Sex (a reproductive category), gender (a societal role), and gender identity (an inner sense of self) are not synonymous. Sex is salient to reproduction, as there are only two gametes and pubertal pathways to adulthood and gamete production, and only one gamete producing body type that becomes pregnant. As a general principle of communication it is well established that the sex of individuals should be made visible when it is relevant and should not be invoked when it is not). This facilitates avoidance of sex stereotyping while ensuring that sex-based needs and issues are not overlooked. In communication related to female reproduction, sexed language including the words “women” and “mothers” has therefore predominated. Yet, this usage has been challenged in response to rising numbers and visibility of people who have a gender identity which means they do not wish to be referred to as such). As described below, we should address individuals as they wish, but more broadly there are risks to desexing language when describing female reproduction.

The discussion here is presented with an explicitly global audience in mind. While people who do not conform to the social expectations of their sex are ubiquitous throughout the world, the response to such individuals is influenced by culture in which they reside. This includes in the level of acceptance or marginalization they experience, the ways in which they are accommodated and the ways in which their non-conformity is conceptualized. It should be recognized that the penalty for non-conformity with gender roles can be high. Where the concept of gender identity is salient, desexing the language of female reproduction has emerged as an accommodation to remedy marginalization. However, it needs to be kept in mind that pregnant and birthing women and new mothers and their infants have unique vulnerabilities and also require protection.
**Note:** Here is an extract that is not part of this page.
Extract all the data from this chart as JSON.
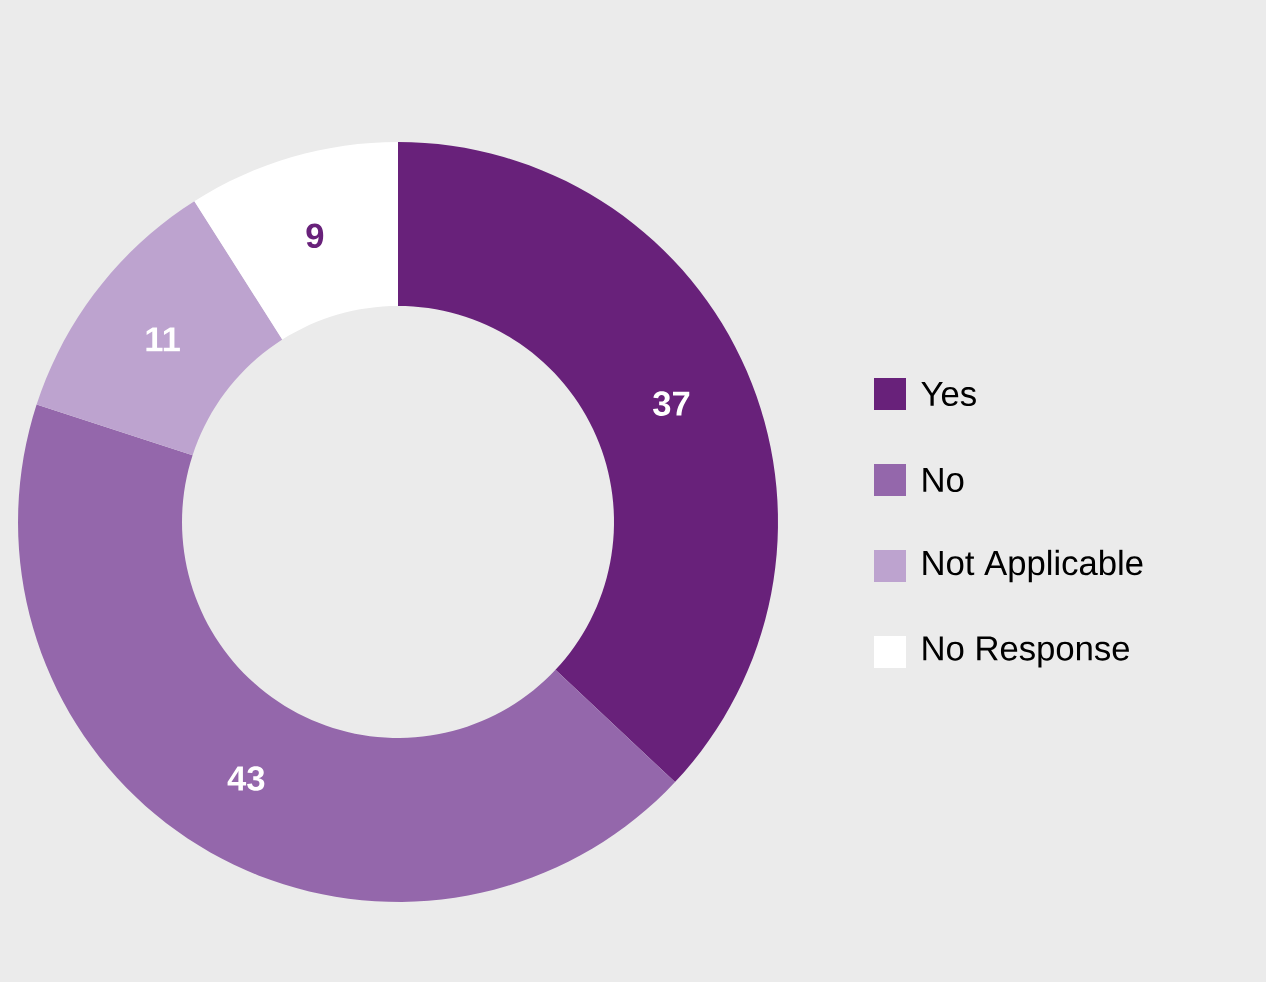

Each day, an estimated 810 women die during pregnancy, birth, and afterwards, with the majority of deaths in low- and middle-income countries. More women across low-, middle- and high-income countries suffer life threatening pregnancy and birth complications with short- and long-term consequences. Maltreatment and obstetric violence occurs everywhere and significantly contributes to birth trauma. Puerperal psychosis affects 1–2 in every 1,000 mothers often in the first few days after birth and is a leading cause of maternal death through suicide, as well as infanticide. Maternal deaths from non-medical causes such as suicide and injury, are gaining increased attention from leading health bodies such as the World Health Organization, with calls to extend reporting to a year after birth. Globally, 3.9 million infants die each year. Over 800 000 of these deaths are attributable to premature cessation of exclusive or any breastfeeding. Even in the wealthiest contexts, early discontinuation of breastfeeding is responsible for a large proportion of infant hospitalisations. Thus, Article 25 of the Universal Declaration of Human Rights says that the states of “motherhood and childhood are entitled to special care and assistance” and the United Nations Convention on the Rights of the Child states that the best interests of the child are paramount.